LLaVA-MLB: Mitigating and Leveraging Attention Bias for Training-Free Video LLMs

TL;DR

LLaVA-MLB addresses the challenge of training-free video LLMs by tackling attention bias in Image LLMs when compressing video tokens. It introduces SegAttn, a two-stage framework that compresses and then expands token sequences, augmented by Gridded Attention Pooling to preserve spatiotemporal structure and Visual Summarization Tail to capture global context from attention tails. The approach achieves state-of-the-art results among training-free methods on open-ended VideoQA and multiple-choice tasks while reducing pre-filling time, demonstrated across 7B and 34B LLMs. This work enables detailed video understanding with frozen Image LLMs, offering practical efficiency and accuracy benefits for edge devices and real-time applications.

Abstract

Training-free video large language models (LLMs) leverage pretrained Image LLMs to process video content without the need for further training. A key challenge in such approaches is the difficulty of retaining essential visual and temporal information, constrained by the token limits in Image LLMs. To address this, we propose a two-stage method for selecting query-relevant tokens based on the LLM attention scores: compressing the video sequence and then expanding the sequence. However, during the compression stage, Image LLMs often exhibit a positional attention bias in video sequences, where attention is overly concentrated on later frames, causing early-frame information to be underutilized. To alleviate this attention bias during sequence compression, we propose Gridded Attention Pooling for preserving spatiotemporal structure. Additionally, we introduce Visual Summarization Tail to effectively utilize this bias, facilitating overall video understanding during sequence expansion. In this way, our method effectively Mitigates and Leverages attention Bias (LLaVA-MLB), enabling the frozen Image LLM for detailed video understanding. Experiments on several benchmarks demonstrate that our approach outperforms state-of-the-art methods, achieving superior performance in both efficiency and accuracy. Our code will be released.

Paper Structure

This paper contains 18 sections, 2 equations, 4 figures, 9 tables.

Figures (4)

  • Figure 1: An example from ANet-QA yu2019activitynet illustrates the positional attention bias. Out of the 2880 tokens from 5 sampled frames ($5\times 24 \times 24$), the 720 tokens with the highest attention scores are mostly concentrated in the last frame.
  • Figure 2: The average attention scores on ANet-QA. For each video, tokens from 5 sampled frames ($5\times 24 \times 24$) are input into the LLM. The attention score is computed using the last query token at $3^{\rm th}$ layer. Brighter areas correspond to higher attention values. (a) shows five sequential frames, and (b) shows them in reverse. In (c), a single frame is sampled and repeated five times.
  • Figure 3: Illustration of LLaVA-MLB. We employ the two-stage SegAttn framework to extend the visual sequence. GAPool is introduced to mitigate attention bias, improving token compression.
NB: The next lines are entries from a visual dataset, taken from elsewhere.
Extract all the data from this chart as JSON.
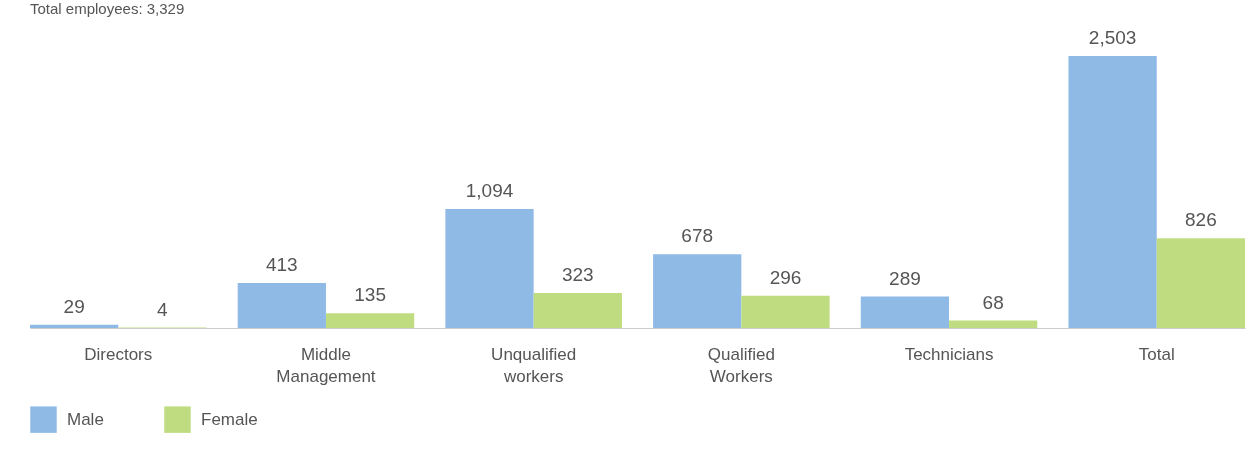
{
  "chart_data": {
    "type": "bar",
    "title": "Total employees: 3,329",
    "categories": [
      "Directors",
      "Middle Management",
      "Unqualified workers",
      "Qualified Workers",
      "Technicians",
      "Total"
    ],
    "series": [
      {
        "name": "Male",
        "color": "#8fbae6",
        "values": [
          29,
          413,
          1094,
          678,
          289,
          2503
        ],
        "value_labels": [
          "29",
          "413",
          "1,094",
          "678",
          "289",
          "2,503"
        ]
      },
      {
        "name": "Female",
        "color": "#bfdd80",
        "values": [
          4,
          135,
          323,
          296,
          68,
          826
        ],
        "value_labels": [
          "4",
          "135",
          "323",
          "296",
          "68",
          "826"
        ]
      }
    ],
    "legend": "bottom left",
    "grid": false
  }
}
VSTail leverages attention bias to enhance overall video understanding.
  • Figure 4: Ablation study on GAPool in LLaVA-MLB$^{G}$ using a 5-frame segment on ANet-QA. The red dashed line indicates the accuracy without compression. The number of the tokens fed into stage two is denoted by # input tokens. In GAPool, 1440, 960, 720, 480, 320, 180, and 80 indicate grid sizes of 1$\times$2, 1$\times$3, 2$\times$2, 2$\times$3, 3$\times$3, 4$\times$4, and 6$\times$6.